Raine also helped find a buyer for Chelsea FC in 2022 after the UK placed sanctions on the team’s owner at the time, the Russian oligarch Roman Abramovich, over Russia’s invasion of Ukraine. Neville and his team had just 90 days to find a new buyer for the club, a period Neville described as the most intense of his career.

“It was around the clock in every single time zone, and we basically barely had a chance to breathe during that process,” he said

In the end, Neville’s team — Garrett Gomes, Ari Zelman, Andrea Pascual, and Teddy Kleinman — met the deadline with a record-breaking offer from Todd Boehly, a former banker who coowns the LA Dodgers, to buy the team for $3.2 billion.

“Everyone was uncertain — the staff was uncertain, the players were uncertain, the fans were freaking out,” he said. “The press in the UK around football is like nothing you’ll ever experience. So it was just a high-pressure situation with big stakes, and we wanted to do right by all the different stakeholders. So we did our best on that. We’re pretty proud of the outcome.”

Neville also advised Fanatics, a sportswear retailer, in its $1.5 billion capital raise from the NFL and MLB in 2022 and was an advisor to the sports betting and gaming company DraftKings, including on its 2020 deal to go public via a special-purpose acquisition company.
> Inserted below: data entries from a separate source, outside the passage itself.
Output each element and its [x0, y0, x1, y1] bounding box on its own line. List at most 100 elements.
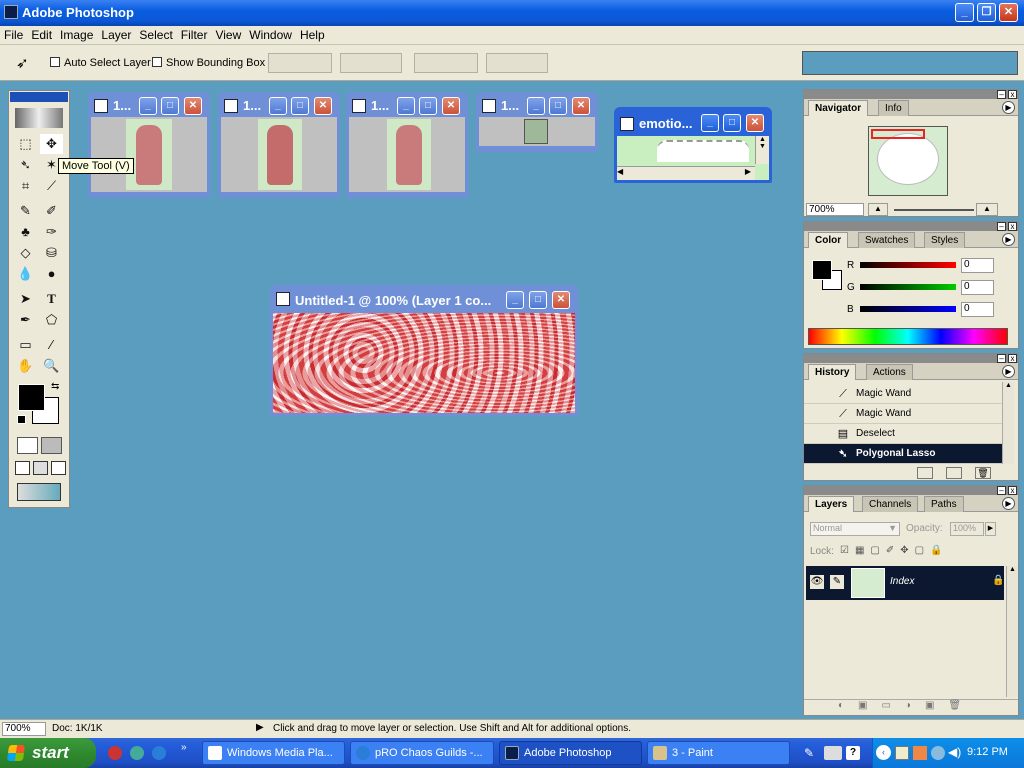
- menu-image[interactable]: Image: [56, 26, 97, 42]
- eraser-tool-icon[interactable]: ◇: [14, 243, 37, 263]
- navigator-preview[interactable]: [868, 126, 948, 196]
- tab-swatches[interactable]: Swatches: [858, 232, 916, 248]
- paint-bucket-icon[interactable]: ⛁: [40, 243, 63, 263]
- new-document-icon[interactable]: [917, 467, 933, 479]
- emotion-doc-window[interactable]: emotio... _ □ ✕ ▲ ▼ ◀ ▶: [614, 107, 772, 183]
- marbled-pattern-canvas[interactable]: [273, 313, 575, 413]
- menu-select[interactable]: Select: [135, 26, 176, 42]
- app-title-bar[interactable]: Adobe Photoshop _ ❐ ✕: [0, 0, 1024, 26]
- opacity-field[interactable]: 100%: [950, 522, 984, 536]
- task-windows-media-player[interactable]: Windows Media Pla...: [202, 741, 345, 765]
- tab-layers[interactable]: Layers: [808, 496, 855, 512]
- red-value[interactable]: 0: [961, 258, 994, 273]
- color-fg-swatch[interactable]: [812, 260, 832, 280]
- new-snapshot-icon[interactable]: [946, 467, 962, 479]
- zoom-in-icon[interactable]: ▲: [976, 203, 998, 216]
- healing-brush-icon[interactable]: ✎: [14, 201, 37, 221]
- doc-2-canvas[interactable]: [221, 117, 337, 192]
- menu-window[interactable]: Window: [245, 26, 296, 42]
- show-bounding-checkbox[interactable]: [152, 57, 162, 67]
- zoom-slider[interactable]: [894, 209, 974, 211]
- palette-well[interactable]: [802, 51, 1018, 75]
- align-group-2[interactable]: [340, 53, 402, 73]
- vertical-scrollbar[interactable]: ▲ ▼: [755, 136, 769, 164]
- palette-menu-icon[interactable]: ▶: [1002, 365, 1015, 378]
- emotion-minimize[interactable]: _: [701, 114, 719, 132]
- tab-styles[interactable]: Styles: [924, 232, 966, 248]
- play-arrow-icon[interactable]: ▶: [256, 722, 264, 733]
- quicklaunch-chevron-icon[interactable]: »: [181, 742, 187, 753]
- horizontal-scrollbar[interactable]: ◀ ▶: [617, 166, 755, 180]
- layers-scrollbar[interactable]: ▲: [1006, 566, 1018, 697]
- history-brush-icon[interactable]: ✑: [40, 222, 63, 242]
- emotion-canvas[interactable]: ▲ ▼ ◀ ▶: [617, 136, 769, 180]
- tray-expand-icon[interactable]: ‹: [876, 745, 891, 760]
- screen-mode-standard-icon[interactable]: [15, 461, 30, 475]
- quicklaunch-ie-icon[interactable]: [152, 746, 166, 760]
- auto-select-checkbox[interactable]: [50, 57, 60, 67]
- clone-stamp-icon[interactable]: ♣: [14, 222, 37, 242]
- visibility-eye-icon[interactable]: 👁: [810, 575, 824, 589]
- tray-keyboard-icon[interactable]: [824, 746, 842, 760]
- blue-value[interactable]: 0: [961, 302, 994, 317]
- tab-color[interactable]: Color: [808, 232, 849, 248]
- color-spectrum-bar[interactable]: [808, 328, 1008, 345]
- swap-colors-icon[interactable]: ⇆: [51, 381, 59, 392]
- auto-select-layer-option[interactable]: Auto Select Layer: [50, 57, 151, 69]
- tray-app-icon[interactable]: [913, 746, 927, 760]
- restore-button[interactable]: ❐: [977, 3, 996, 22]
- doc-window-1[interactable]: 1... _ □ ✕: [88, 92, 210, 198]
- move-tool-icon[interactable]: ➶: [16, 54, 29, 72]
- palette-header[interactable]: – x: [804, 90, 1018, 99]
- blend-mode-select[interactable]: Normal ▼: [810, 522, 900, 536]
- green-value[interactable]: 0: [961, 280, 994, 295]
- red-slider[interactable]: [860, 262, 956, 268]
- task-pro-chaos-guilds[interactable]: pRO Chaos Guilds -...: [350, 741, 494, 765]
- doc-2-maximize[interactable]: □: [291, 97, 309, 115]
- start-button[interactable]: start: [0, 738, 96, 768]
- doc-1-canvas[interactable]: [91, 117, 207, 192]
- foreground-color-swatch[interactable]: [18, 384, 45, 411]
- layer-name[interactable]: Index: [890, 576, 914, 587]
- tray-volume-icon[interactable]: ◀): [948, 745, 961, 759]
- untitled-maximize[interactable]: □: [529, 291, 547, 309]
- menu-file[interactable]: File: [0, 26, 27, 42]
- hand-tool-icon[interactable]: ✋: [14, 356, 37, 376]
- jump-to-imageready-icon[interactable]: [17, 483, 61, 501]
- slice-tool-icon[interactable]: ⟋: [40, 176, 63, 196]
- doc-window-4[interactable]: 1... _ □ ✕: [476, 92, 598, 152]
- menu-help[interactable]: Help: [296, 26, 329, 42]
- navigator-zoom-field[interactable]: 700%: [806, 203, 864, 216]
- palette-menu-icon[interactable]: ▶: [1002, 497, 1015, 510]
- lock-options-icons[interactable]: ☑▦▢✐✥▢🔒: [840, 545, 980, 557]
- notes-tool-icon[interactable]: ▭: [14, 335, 37, 355]
- palette-header[interactable]: – x: [804, 486, 1018, 495]
- pen-tool-icon[interactable]: ✒: [14, 310, 37, 330]
- blue-slider[interactable]: [860, 306, 956, 312]
- doc-window-3[interactable]: 1... _ □ ✕: [346, 92, 468, 198]
- show-bounding-box-option[interactable]: Show Bounding Box: [152, 57, 265, 69]
- doc-3-minimize[interactable]: _: [397, 97, 415, 115]
- menu-layer[interactable]: Layer: [97, 26, 135, 42]
- palette-header[interactable]: – x: [804, 222, 1018, 231]
- untitled-doc-window[interactable]: Untitled-1 @ 100% (Layer 1 co... _ □ ✕: [270, 285, 578, 416]
- marquee-tool-icon[interactable]: ⬚: [14, 134, 37, 154]
- doc-2-close[interactable]: ✕: [314, 97, 332, 115]
- tray-globe-icon[interactable]: [931, 746, 945, 760]
- opacity-arrow-icon[interactable]: ▶: [985, 522, 996, 536]
- palette-header[interactable]: – x: [804, 354, 1018, 363]
- trash-icon[interactable]: 🗑: [975, 467, 991, 479]
- task-paint[interactable]: 3 - Paint: [647, 741, 790, 765]
- status-zoom-field[interactable]: 700%: [2, 722, 46, 736]
- green-slider[interactable]: [860, 284, 956, 290]
- history-scrollbar[interactable]: ▲: [1002, 382, 1014, 464]
- menu-filter[interactable]: Filter: [177, 26, 212, 42]
- doc-4-minimize[interactable]: _: [527, 97, 545, 115]
- quicklaunch-icon-2[interactable]: [130, 746, 144, 760]
- dodge-tool-icon[interactable]: ●: [40, 264, 63, 284]
- doc-3-canvas[interactable]: [349, 117, 465, 192]
- doc-4-maximize[interactable]: □: [549, 97, 567, 115]
- menu-view[interactable]: View: [211, 26, 245, 42]
- layer-row-index[interactable]: 👁 ✎ Index 🔒: [806, 566, 1004, 600]
- move-tool-button-icon[interactable]: ✥: [40, 134, 63, 154]
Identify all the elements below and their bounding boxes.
He also advised the UFC on its record $4 billion acquisition by the sports and entertainment company Endeavor, as well as its $21 billion merger with the WWE last year.
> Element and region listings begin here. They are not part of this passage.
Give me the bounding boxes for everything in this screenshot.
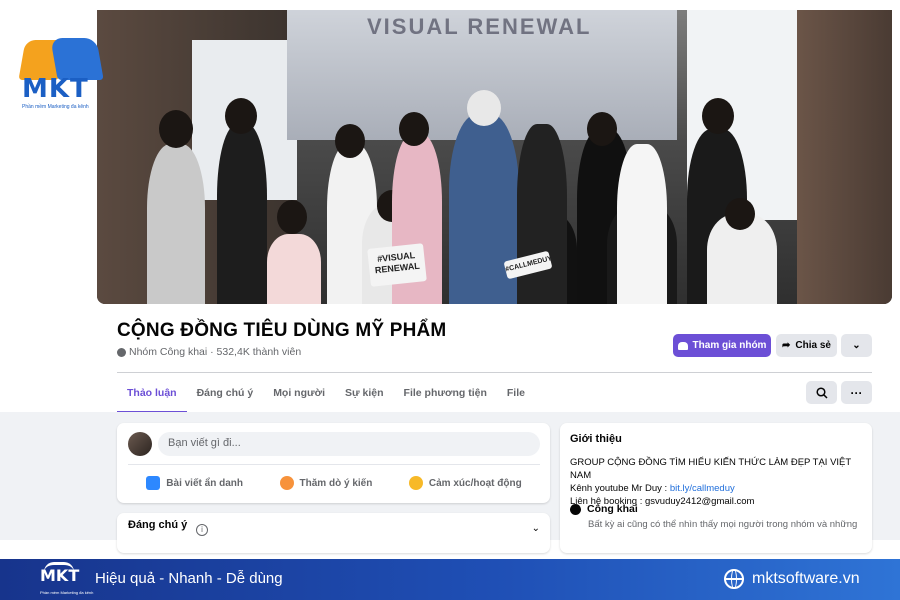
featured-section: Đáng chú ý i ⌄ [117, 513, 550, 553]
cover-head [702, 98, 734, 134]
public-globe-icon [570, 503, 581, 515]
poll-label: Thăm dò ý kiến [299, 477, 373, 489]
footer-website[interactable]: mktsoftware.vn [724, 569, 860, 589]
cover-head [467, 90, 501, 126]
about-line-1: GROUP CỘNG ĐỒNG TÌM HIỂU KIẾN THỨC LÀM Đ… [570, 457, 852, 481]
footer-logo-text: MKT [40, 566, 80, 585]
cover-person [617, 144, 667, 304]
featured-chevron-icon[interactable]: ⌄ [532, 523, 540, 534]
cover-head [335, 124, 365, 158]
footer-website-text: mktsoftware.vn [752, 570, 860, 587]
avatar[interactable] [128, 432, 152, 456]
cover-person [267, 234, 321, 304]
public-description: Bất kỳ ai cũng có thể nhìn thấy mọi ngườ… [588, 519, 858, 530]
public-title: Công khai [587, 503, 638, 515]
cover-head [225, 98, 257, 134]
tab-discussion[interactable]: Thảo luận [117, 381, 187, 413]
join-people-icon [677, 341, 688, 350]
group-meta-text: Nhóm Công khai · 532,4K thành viên [129, 346, 302, 358]
composer-divider [128, 464, 540, 465]
footer-logo-tagline: Phần mềm Marketing đa kênh [40, 590, 94, 595]
logo-text: MKT [22, 74, 89, 104]
search-button[interactable] [806, 381, 837, 404]
cover-head [587, 112, 617, 146]
anonymous-icon [146, 476, 161, 490]
feeling-icon [408, 476, 423, 490]
chevron-down-icon: ⌄ [852, 340, 861, 351]
cover-person [517, 124, 567, 304]
youtube-link[interactable]: bit.ly/callmeduy [670, 483, 735, 494]
cover-head [399, 112, 429, 146]
info-icon[interactable]: i [196, 524, 208, 536]
footer-logo: MKT Phần mềm Marketing đa kênh [40, 562, 93, 598]
poll-icon [279, 476, 294, 490]
poll-button[interactable]: Thăm dò ý kiến [279, 476, 373, 490]
about-line-2: Kênh youtube Mr Duy : bit.ly/callmeduy [570, 482, 866, 495]
feeling-label: Cảm xúc/hoạt động [428, 477, 522, 489]
join-group-button[interactable]: Tham gia nhóm [673, 334, 771, 357]
tab-events[interactable]: Sự kiện [335, 381, 394, 411]
tab-featured[interactable]: Đáng chú ý [187, 381, 264, 411]
group-tabs: Thảo luận Đáng chú ý Mọi người Sự kiện F… [117, 381, 535, 413]
cover-person [217, 124, 267, 304]
mkt-logo: MKT Phần mềm Marketing đa kênh [18, 36, 104, 112]
join-button-label: Tham gia nhóm [692, 340, 767, 351]
share-arrow-icon: ➦ [782, 340, 791, 351]
tab-files[interactable]: File [497, 381, 535, 411]
cover-head [277, 200, 307, 234]
cover-sign: #VISUAL RENEWAL [367, 243, 427, 287]
footer-slogan: Hiệu quả - Nhanh - Dễ dùng [95, 570, 283, 587]
share-button-label: Chia sẻ [795, 340, 831, 351]
anonymous-post-label: Bài viết ẩn danh [166, 477, 243, 489]
featured-title: Đáng chú ý [128, 519, 188, 531]
anonymous-post-button[interactable]: Bài viết ẩn danh [146, 476, 243, 490]
search-icon [815, 386, 828, 399]
cover-crowd [137, 90, 777, 304]
about-section: Giới thiệu GROUP CỘNG ĐỒNG TÌM HIỂU KIẾN… [560, 423, 872, 553]
more-options-button[interactable]: ··· [841, 381, 872, 404]
share-button[interactable]: ➦ Chia sẻ [776, 334, 837, 357]
feeling-activity-button[interactable]: Cảm xúc/hoạt động [408, 476, 522, 490]
footer-banner: MKT Phần mềm Marketing đa kênh Hiệu quả … [0, 559, 900, 600]
group-meta: Nhóm Công khai · 532,4K thành viên [117, 346, 301, 358]
dots-icon: ··· [850, 385, 863, 400]
post-composer: Bạn viết gì đi... Bài viết ẩn danh Thăm … [117, 423, 550, 503]
composer-actions: Bài viết ẩn danh Thăm dò ý kiến Cảm xúc/… [128, 470, 540, 496]
public-row: Công khai [570, 503, 638, 515]
logo-tagline: Phần mềm Marketing đa kênh [22, 104, 89, 110]
globe-icon [117, 347, 126, 357]
cover-head [159, 110, 193, 148]
header-divider [117, 372, 872, 373]
tab-media[interactable]: File phương tiện [394, 381, 497, 411]
more-chevron-button[interactable]: ⌄ [841, 334, 872, 357]
about-line-2-prefix: Kênh youtube Mr Duy : [570, 483, 670, 494]
group-title[interactable]: CỘNG ĐỒNG TIÊU DÙNG MỸ PHẨM [117, 320, 446, 342]
cover-person [147, 144, 205, 304]
cover-banner-text: VISUAL RENEWAL [367, 14, 592, 39]
cover-wall-right [797, 10, 892, 304]
cover-photo[interactable]: VISUAL RENEWAL #VISUAL RENEWAL #CALLMEDU… [97, 10, 892, 304]
globe-icon [724, 569, 744, 589]
tab-people[interactable]: Mọi người [263, 381, 335, 411]
about-title: Giới thiệu [570, 433, 622, 445]
cover-head [725, 198, 755, 230]
composer-input[interactable]: Bạn viết gì đi... [158, 432, 540, 456]
about-description: GROUP CỘNG ĐỒNG TÌM HIỂU KIẾN THỨC LÀM Đ… [570, 456, 866, 508]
Neville, who played lacrosse at Yale, was interested in film and the arts as a student. But he eventually discovered that he was more interested in the business behind the movie magic, and he landed a role as a general M&A analyst at Bank of America in 2007.

“I started six months after the program had started, which was one of the best things that ever happened to me,” he said. “I didn’t know what EBITDA was; I could barely use Excel — the learning curve was incredibly steep. But I’m the type of person that embraces challenges, and I’m pretty driven in those situations.”

Networking and connections led him to join Raine as an associate, and he started out focusing on media and entertainment. He said the sports sector has grown tremendously since he started at Raine, particularly in the past several years.

“We’ve seen just an outpouring of new money, institutional money into the sector,” Neville said. “I think there will be some mistakes made, as in any market that capital flows into, but I think it’s a good thing overall because, for our business, we help connect the dots.”